Saturday, October 7, 2017

Leadership by Elected Representatives: Transcending the Politics of Slashing Vulnerable Federal Programs and Avoiding Tax Increases

On January 20, 2011, months before the Republicans would use leverage of a baleful debt-ceiling-default to extract additional cuts, the Republican Study Committee (RSC)—a group of fiscally conservative members of the U.S. House of Representatives—announced a plan by which $2.5 trillion could be cut from the U.S. Government's spending over ten years. According to The New York Times, the proposed cuts “would exclude the military, and would not touch the big entitlement programs, Medicare and Social Security.
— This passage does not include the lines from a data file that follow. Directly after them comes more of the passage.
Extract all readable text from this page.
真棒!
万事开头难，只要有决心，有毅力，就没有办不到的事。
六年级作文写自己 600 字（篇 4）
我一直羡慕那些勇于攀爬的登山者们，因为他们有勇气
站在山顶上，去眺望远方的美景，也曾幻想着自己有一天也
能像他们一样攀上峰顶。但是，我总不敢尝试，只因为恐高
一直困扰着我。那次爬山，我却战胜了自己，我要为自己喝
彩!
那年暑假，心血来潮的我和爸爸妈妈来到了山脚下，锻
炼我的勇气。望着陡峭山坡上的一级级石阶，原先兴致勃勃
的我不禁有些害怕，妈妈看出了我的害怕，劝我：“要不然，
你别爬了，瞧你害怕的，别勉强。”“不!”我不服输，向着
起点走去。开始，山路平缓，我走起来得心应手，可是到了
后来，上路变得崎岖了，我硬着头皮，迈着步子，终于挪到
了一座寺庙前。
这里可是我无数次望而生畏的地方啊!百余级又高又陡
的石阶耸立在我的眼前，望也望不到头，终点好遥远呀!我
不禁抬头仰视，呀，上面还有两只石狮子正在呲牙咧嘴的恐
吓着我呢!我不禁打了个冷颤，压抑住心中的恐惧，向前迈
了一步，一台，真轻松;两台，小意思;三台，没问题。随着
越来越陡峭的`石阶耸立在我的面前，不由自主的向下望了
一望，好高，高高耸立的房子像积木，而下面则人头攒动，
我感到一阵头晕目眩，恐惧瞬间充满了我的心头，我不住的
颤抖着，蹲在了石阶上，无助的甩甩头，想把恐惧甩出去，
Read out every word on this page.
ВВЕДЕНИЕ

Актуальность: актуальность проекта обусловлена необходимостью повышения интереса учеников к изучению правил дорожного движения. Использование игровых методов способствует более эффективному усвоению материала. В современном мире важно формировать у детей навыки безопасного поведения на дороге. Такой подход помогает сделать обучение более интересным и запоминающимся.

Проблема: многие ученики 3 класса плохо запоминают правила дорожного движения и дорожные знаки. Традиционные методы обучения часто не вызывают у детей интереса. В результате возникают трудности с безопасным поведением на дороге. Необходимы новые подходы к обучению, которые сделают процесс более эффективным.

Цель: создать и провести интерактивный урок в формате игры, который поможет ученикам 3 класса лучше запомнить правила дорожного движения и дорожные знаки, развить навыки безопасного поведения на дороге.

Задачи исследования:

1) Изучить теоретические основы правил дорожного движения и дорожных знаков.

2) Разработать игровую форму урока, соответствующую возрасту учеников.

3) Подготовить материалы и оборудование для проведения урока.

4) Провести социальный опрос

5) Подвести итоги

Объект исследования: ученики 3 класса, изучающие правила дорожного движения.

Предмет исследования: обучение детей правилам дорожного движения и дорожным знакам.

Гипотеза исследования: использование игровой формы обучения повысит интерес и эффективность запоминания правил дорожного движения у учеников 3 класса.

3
As a result, [their] effect on the entire array of government programs, among them education, domestic security, transportation, law enforcement and medical research, would be nothing short of drastic." The leaders of the RSC claimed that the cuts were “appropriate and necessary, given the government’s $14 trillion debt and annual deficits at their highest levels since the years just after World War II." The RSC "proposed generally reducing agency budgets to their levels in 2006 — the last time Congressional Republicans controlled the budget process — and then freezing them, with no annual inflation adjustments.” The RSC also recommended “slashing the federal workforce by 15 percent and canceling pay raises for five years, for a total of $2.29 trillion in savings.” Finally, the proposal included “an additional $330 billion in cuts to specific programs, including Amtrak, foreign aid and even the Washington subway system" (Source #1).